Since the early 20th century, only electric boats and row boats are allowed on the lake. The electric boats take tourists from Schonau to the ports of St. Bartholoma and Salet on the lake. It’s about a half-hour to St. Bartholoma and an hour to Salet.
With a fleet of almost 20 boats, the boats run pretty regularly but, be forewarned, all the explanation is in German. You can get a free app for your iPhone or Android that gives you the English translation. We didn’t have WiFi though and, frankly, I’d rather just contemplate the beauty of the place than listen to an explanation.
St. Bartholoma, the first stop on Lake Konigsee
We got off at St. Bartholoma to explore. There are several hiking trails that depart from near the boat’s dropping off point. We were trying to find an ice cave that is about 6km away but we merely got lost. We took an easy stroll along a trail that lead around the lake. The kids practiced skipping stones in the clear water. We found a small playground where they spent time goofing around as well.
The St. Bartholoma church was built in the 12th century but then later remodelled in the 17th century to reflect Ottoman influences. The onion-domes are very striking against the green of the trees on the mountains.

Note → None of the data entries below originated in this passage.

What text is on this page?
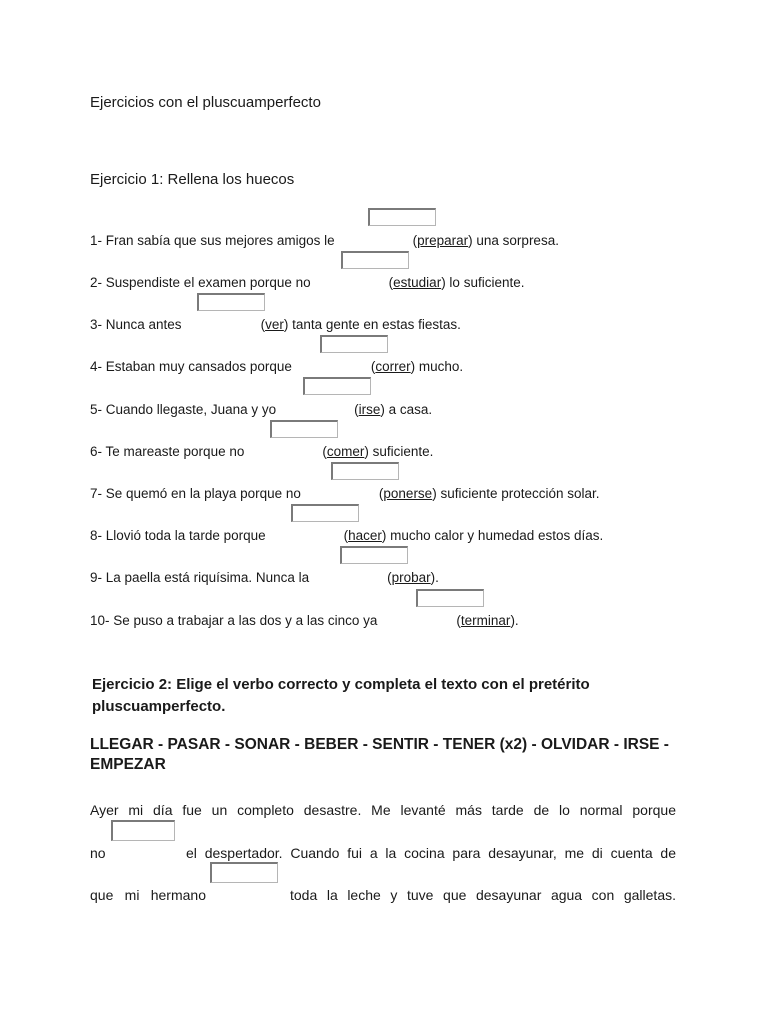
Ejercicios con el pluscuamperfecto
Ejercicio 1: Rellena los huecos
1- Fran sabía que sus mejores amigos le	(preparar) una sorpresa.
2- Suspendiste el examen porque no	(estudiar) lo suficiente.
3- Nunca antes	(ver) tanta gente en estas fiestas.
4- Estaban muy cansados porque	(correr) mucho.
5- Cuando llegaste, Juana y yo	(irse) a casa.
6- Te mareaste porque no	(comer) suficiente.
7- Se quemó en la playa porque no	(ponerse) suficiente protección solar.
8- Llovió toda la tarde porque	(hacer) mucho calor y humedad estos días.
9- La paella está riquísima. Nunca la	(probar).
10- Se puso a trabajar a las dos y a las cinco ya	(terminar).
Ejercicio 2: Elige el verbo correcto y completa el texto con el pretérito pluscuamperfecto.
LLEGAR - PASAR - SONAR - BEBER - SENTIR - TENER (x2) - OLVIDAR - IRSE - EMPEZAR
Ayer mi día fue un completo desastre. Me levanté más tarde de lo normal porque
no	el despertador. Cuando fui a la cocina para desayunar, me di cuenta de
que mi hermano	toda la leche y tuve que desayunar agua con galletas.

Near the St. Bartholoma church there was a former hunting lodge of the Bavarian kings which is now a restaurant. We thought the food was pretty good serving the usual Bavarian fare (and beer, of course). We had a hearty meal of sausages and potatoes and were ready to hit the trails again.
We followed another hiking trail in search of the elusive ice cave at the bottom of Mt Watzmann. According to legend, the peaks of Watzmann represent a king, queen and his 7 children who got turned into stone because of their cruelty. This trail takes 2 hours round trip to get to the cave where the ice doesn’t melt even in summer. It’s not encouraged that you go into the ice cave though because of the danger of ice falling on you.

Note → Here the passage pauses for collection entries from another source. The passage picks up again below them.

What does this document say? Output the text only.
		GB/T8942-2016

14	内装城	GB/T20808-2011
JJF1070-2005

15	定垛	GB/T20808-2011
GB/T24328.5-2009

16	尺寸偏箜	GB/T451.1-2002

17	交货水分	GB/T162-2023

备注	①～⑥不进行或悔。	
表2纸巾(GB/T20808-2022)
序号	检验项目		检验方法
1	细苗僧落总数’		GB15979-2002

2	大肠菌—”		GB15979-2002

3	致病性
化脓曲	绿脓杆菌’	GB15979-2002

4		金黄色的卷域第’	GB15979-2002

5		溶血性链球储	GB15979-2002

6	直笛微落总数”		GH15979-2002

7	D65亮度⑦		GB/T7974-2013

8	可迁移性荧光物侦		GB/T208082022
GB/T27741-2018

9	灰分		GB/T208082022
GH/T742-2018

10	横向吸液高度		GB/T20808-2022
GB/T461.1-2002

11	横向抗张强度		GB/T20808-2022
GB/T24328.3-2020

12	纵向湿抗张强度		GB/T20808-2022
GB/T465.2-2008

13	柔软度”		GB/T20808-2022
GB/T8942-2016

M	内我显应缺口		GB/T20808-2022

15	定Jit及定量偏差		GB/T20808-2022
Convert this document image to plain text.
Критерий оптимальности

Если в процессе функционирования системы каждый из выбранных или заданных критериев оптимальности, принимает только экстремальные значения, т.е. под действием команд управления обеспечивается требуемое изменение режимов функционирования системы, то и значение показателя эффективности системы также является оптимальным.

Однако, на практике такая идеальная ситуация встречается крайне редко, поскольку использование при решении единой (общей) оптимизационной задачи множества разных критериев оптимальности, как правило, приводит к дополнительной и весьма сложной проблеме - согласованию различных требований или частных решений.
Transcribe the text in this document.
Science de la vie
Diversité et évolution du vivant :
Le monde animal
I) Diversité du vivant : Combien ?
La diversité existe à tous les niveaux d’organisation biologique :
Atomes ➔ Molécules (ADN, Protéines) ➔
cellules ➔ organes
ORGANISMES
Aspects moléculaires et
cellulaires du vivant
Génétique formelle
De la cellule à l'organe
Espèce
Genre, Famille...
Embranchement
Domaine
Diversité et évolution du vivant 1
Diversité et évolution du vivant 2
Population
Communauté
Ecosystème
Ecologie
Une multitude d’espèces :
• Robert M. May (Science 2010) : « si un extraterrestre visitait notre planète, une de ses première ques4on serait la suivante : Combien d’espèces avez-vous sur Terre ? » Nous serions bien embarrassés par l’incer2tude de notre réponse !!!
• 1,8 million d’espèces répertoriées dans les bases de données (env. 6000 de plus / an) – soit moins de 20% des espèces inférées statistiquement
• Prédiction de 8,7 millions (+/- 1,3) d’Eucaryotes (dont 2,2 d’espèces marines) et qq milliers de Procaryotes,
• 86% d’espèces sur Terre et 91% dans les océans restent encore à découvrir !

Excited by the thought of the ice cave, we set out to find it even though I didn’t have the heart to tell them that I wouldn’t let them inside. I know my kids though and they can never do a straight-forward hike because they stop to play and to explore constantly.
My children got distracted by a river with giant rocks along its bank and a small waterfall. They spent so much time playing by the waterfall we did not make it very far on the trail. I decided we needed to head back because I did not want to spend the night in St. Bartholoma if we missed the last electric boat!
We never made it to the port of Salet either which takes you to the smaller Lake Obersee and Germany’s highest waterfall, Rothbachfall. We had a really nice day even though we didn’t do half the things I planned to do at Lake Konigsee!
Lake Konigsee is a very popular destination in Germany for Germans themselves. The boats and the restaurant were busy and full of people. We were pretty much on our own on the trails though – people seemed to disperse fairly quickly onto the nature walks. We really did feel that we were on our own in this gorgeous national park.
How to Get To Lake Konigsee
We hired a driver who dropped us off and picked us up. You can, however, take a public bus from Salzburg to Berchtesgaden, the nearest town. Then it’s a bus from Berchtesgaden to where the electric lakes depart on Konigsee at Schonau am Konigsee. You can check timetables and prices at the English-language website.